As shown in FIG. 8, which is a comparison graph of the longitudinal electric field of the present invention and the longitudinal electric field of the conventional rectangular staggered double-gate structure at different positions in a period, it can be found that the amplitude of the longitudinal electric field of the present invention structure is 3.188X10 at the operating frequency of 198GHz¹⁰V/m, common rectangular staggered double-gate structure^[1]Has a longitudinal electric field amplitude of 2.427X10¹⁰V/m, the amplitude of a longitudinal electric field of the slow-wave structure is 30% higher than that of a common rectangular staggered double-gate slow-wave structure, the coupling impedance is larger when the amplitude of the longitudinal electric field is larger according to the definition formula of the coupling impedance, the wave injection interaction is enhanced by the improvement of the coupling impedance, and higher output power can be provided for a traveling wave tube.

As shown in fig. 9, it can be found that, in the operating frequency, the phase velocity of the slow-wave structure of the present invention changes little with the frequency, the dispersion characteristic is weak, and a very wide operating bandwidth can be provided for the traveling-wave tube.

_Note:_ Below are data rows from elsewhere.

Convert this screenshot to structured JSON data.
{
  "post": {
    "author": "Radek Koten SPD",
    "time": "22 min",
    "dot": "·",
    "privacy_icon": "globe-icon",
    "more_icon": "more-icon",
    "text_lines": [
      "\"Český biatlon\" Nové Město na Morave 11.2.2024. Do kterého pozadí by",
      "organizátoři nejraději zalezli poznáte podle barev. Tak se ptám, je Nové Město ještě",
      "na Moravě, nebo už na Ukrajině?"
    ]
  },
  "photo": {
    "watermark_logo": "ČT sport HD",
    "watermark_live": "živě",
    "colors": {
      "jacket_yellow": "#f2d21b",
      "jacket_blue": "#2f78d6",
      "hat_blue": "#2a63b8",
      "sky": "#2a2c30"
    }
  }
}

As shown in FIG. 10, in the frequency range from 175GHz to 240GHz, the coupling impedance of the structure of the invention is increased by 50% -100% compared with the coupling impedance of the common rectangular staggered double-gate structure.

Claims

1. A metal staggered double-gate slow-wave structure based on an elliptic curve is characterized in that: the device comprises a rectangular waveguide (1), a plurality of upper grid structures (2) and a plurality of lower grid structures (3), wherein a vacuum inner cavity (4) is arranged in the rectangular waveguide (1), the top surfaces of the upper grid structures (2) are fixedly connected with the top surfaces of the vacuum inner cavity (4), the bottom surfaces of the lower grid structures (3) are fixedly connected with the bottom surfaces of the vacuum inner cavity (4), and the back surfaces and the front surfaces of the upper grid structures (2) and the lower grid structures (3) are respectively fixedly connected with the rear wall and the front wall of the vacuum inner cavity (4); the upper grid structures (2) and the lower grid structures (3) are arranged in a staggered mode periodically; the upper grid structure (2) and the lower grid structure (3) are in a semi-elliptic cylinder shape.

2. The elliptic curve-based metal staggered double-gate slow-wave structure of claim 1, wherein: the cross section profile of the upper gate structure (2) is a double-elliptic curve.

3. The elliptic curve-based metal-interleaved double-gate slow-wave structure according to claim 2, wherein the cross-sectional profile curve of the upper-gate structure (2) satisfies the following elliptic function:

the mathematical function of the outer ellipse is:

the inner ellipse mathematical function is:

4. The elliptic curve-based metal-interleaved double-gate slow-wave structure of claim 3, wherein: the upper grid structure (2) and the lower grid structure (3) are identical in structure and opposite in arrangement direction.

5. The elliptic function-based metal staggered double-gate slow-wave structure of claim 3, wherein: and a cavity between the upper gate structure (2) and the lower gate structure (3) is a strip-shaped electron beam channel.

6. The elliptic curve-based metal staggered double-gate slow-wave structure of claim 1, wherein: the rectangular waveguide (1), the upper grid structure (2) and the lower grid structure (3) are all made of conductive metal.